A world where work is outdated, and therefore currency is outdated. If the nations of the world could get together and stop fighting, the space-exploration world of Star Trek would soon be possible. Well, we’d still need faster-than-light speed, but let’s not get picky. Mankind will need a purpose when AI and robots can do everything that needs to be done.
Stuff that was fiction before is fact now.
Henry Kuttner’s “short wave oven” is now in every household. Star Trek’s replicator sure seems a lot like a 3D printer. Arthur Clarke’s communication satellites have been real for decades. Isaac Asimov’s robot series is closer than ever to becoming reality.
And even these science fiction geniuses didn’t foresee all the digital stuff we have now.
Ask yourself a few questions.
When the best songs, singers, actors, movies, TV shows, comic books, and plays are all written and produced by AI, what will you do? When the government provides all, what will be your goals? If exploring is all that’s left, will that be enough?
Just remember that the world we live in would shock our great grandfathers. Imagine what a cowboy in the old West, taking days to ride on horseback from New Orleans to Dallas, would think of a modern jetliner. Now think about what your children’s children will see.

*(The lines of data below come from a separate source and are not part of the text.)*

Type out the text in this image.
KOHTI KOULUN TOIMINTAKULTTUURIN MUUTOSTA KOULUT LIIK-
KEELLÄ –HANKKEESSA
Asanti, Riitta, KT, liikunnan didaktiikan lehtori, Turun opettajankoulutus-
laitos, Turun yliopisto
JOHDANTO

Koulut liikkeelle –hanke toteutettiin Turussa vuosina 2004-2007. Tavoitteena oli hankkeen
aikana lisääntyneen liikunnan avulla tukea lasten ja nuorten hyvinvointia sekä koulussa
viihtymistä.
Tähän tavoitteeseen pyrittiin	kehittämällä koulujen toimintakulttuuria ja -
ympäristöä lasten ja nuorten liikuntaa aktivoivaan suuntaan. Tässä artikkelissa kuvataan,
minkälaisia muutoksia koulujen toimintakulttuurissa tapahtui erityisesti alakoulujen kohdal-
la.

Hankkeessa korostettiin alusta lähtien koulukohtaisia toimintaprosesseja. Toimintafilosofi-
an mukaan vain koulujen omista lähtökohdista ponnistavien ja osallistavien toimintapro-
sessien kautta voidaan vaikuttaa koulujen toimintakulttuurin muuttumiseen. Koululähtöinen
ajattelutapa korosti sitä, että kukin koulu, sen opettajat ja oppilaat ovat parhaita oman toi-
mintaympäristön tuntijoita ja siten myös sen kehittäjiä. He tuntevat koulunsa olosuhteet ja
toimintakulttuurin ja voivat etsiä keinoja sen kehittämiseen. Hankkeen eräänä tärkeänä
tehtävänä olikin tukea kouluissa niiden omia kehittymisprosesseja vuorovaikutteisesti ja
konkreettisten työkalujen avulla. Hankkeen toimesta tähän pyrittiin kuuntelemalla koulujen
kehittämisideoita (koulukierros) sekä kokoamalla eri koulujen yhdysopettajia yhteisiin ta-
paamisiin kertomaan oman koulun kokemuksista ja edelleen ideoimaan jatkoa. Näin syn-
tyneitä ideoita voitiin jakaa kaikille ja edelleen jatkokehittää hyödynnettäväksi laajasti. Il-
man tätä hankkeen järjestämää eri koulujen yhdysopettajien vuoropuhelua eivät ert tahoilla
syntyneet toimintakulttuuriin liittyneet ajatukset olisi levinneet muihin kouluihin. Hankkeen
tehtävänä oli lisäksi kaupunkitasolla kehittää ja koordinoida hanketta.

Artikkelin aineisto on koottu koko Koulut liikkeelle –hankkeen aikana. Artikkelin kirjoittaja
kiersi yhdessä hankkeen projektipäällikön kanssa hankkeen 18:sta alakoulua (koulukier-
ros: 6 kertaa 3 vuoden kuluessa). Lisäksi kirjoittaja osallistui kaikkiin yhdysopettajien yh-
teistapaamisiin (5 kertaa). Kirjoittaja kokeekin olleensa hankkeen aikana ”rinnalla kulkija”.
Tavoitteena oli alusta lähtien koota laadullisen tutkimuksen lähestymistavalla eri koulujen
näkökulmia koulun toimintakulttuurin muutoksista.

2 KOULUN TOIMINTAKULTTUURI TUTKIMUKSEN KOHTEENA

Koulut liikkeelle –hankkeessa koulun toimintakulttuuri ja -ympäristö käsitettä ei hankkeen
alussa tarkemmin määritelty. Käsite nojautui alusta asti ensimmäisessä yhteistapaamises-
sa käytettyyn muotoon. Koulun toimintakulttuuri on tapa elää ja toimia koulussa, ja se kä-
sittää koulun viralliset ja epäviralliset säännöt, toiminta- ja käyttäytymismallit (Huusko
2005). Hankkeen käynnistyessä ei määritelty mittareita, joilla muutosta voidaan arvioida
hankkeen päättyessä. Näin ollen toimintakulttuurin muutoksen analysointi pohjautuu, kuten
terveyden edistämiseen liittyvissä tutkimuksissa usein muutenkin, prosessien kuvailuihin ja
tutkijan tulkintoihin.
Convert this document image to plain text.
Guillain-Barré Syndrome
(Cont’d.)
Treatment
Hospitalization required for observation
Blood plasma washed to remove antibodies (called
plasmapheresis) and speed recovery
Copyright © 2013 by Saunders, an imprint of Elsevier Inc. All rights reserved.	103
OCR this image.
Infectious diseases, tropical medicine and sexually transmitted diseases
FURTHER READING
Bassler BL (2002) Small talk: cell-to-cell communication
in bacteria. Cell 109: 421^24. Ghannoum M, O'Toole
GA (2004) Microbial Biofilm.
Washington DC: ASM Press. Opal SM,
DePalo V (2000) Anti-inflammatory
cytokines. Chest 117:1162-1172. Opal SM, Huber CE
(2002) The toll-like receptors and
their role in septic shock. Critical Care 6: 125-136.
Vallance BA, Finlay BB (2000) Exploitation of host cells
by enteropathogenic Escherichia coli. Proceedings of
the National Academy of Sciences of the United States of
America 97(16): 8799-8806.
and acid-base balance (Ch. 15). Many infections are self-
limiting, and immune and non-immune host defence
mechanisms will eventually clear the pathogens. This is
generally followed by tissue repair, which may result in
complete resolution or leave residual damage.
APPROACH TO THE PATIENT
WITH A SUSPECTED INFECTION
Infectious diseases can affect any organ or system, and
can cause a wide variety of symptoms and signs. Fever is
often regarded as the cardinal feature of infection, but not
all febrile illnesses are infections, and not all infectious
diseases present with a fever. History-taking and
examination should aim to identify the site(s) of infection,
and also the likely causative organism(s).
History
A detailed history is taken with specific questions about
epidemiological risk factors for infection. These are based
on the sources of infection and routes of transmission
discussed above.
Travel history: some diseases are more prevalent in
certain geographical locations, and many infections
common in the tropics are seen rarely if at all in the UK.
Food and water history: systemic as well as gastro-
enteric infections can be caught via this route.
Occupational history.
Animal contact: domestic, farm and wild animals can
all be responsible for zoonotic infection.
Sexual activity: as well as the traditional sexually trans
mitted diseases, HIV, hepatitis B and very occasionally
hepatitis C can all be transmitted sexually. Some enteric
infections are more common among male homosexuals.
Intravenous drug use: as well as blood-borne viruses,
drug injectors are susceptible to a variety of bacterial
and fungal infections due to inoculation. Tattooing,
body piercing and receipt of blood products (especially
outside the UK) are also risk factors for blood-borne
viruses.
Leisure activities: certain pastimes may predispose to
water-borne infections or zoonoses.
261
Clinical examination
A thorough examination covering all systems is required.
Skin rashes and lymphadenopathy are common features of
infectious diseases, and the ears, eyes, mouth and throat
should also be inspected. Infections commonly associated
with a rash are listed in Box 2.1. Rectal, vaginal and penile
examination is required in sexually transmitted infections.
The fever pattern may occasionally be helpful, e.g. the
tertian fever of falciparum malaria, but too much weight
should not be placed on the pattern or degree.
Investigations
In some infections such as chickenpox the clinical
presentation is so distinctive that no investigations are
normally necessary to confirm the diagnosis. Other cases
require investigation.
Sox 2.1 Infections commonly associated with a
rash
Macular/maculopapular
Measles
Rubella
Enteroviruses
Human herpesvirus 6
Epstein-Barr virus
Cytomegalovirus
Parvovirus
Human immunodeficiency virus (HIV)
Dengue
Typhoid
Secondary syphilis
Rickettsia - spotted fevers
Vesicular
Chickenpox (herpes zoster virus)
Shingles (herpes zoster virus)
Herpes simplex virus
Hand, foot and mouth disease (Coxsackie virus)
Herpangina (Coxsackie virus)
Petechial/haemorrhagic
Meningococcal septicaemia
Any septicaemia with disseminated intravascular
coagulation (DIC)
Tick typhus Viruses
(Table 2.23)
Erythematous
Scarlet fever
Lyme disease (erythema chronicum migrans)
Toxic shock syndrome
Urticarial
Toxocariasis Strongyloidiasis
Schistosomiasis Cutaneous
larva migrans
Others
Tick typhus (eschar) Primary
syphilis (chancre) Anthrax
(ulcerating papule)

I’ll never get out of this world alive, but a new world always seems to be around the corner. Elon Musk, he can get a suitable robot body, may get out of this world alive. In the digital environment, the impossible often becomes possible.
Video: “The Trade-Ins” episode of The Twilight Zone – an elderly couple looks at new bodies for sale
So, what’s left other than Elon’s new body?
We still need a unified field theory that works. We need to cure cancer and all other diseases. We need to figure out if wormholes are the answer to interstellar travel. Somehow, we’ve got to break the time barrier to bring Lincoln and Reagan and Rush Limbaugh into the present again. We have to build Jurassic Park, although we will need to keep the T-Rex in a stronger cage.
And human bodies. We’ve got to build artificial ones to house our brains so that we can get out of this world alive. Remember when currency starts to fade away, we’re entering into a new and exciting existence. As you may have heard, we’re not making pennies anymore.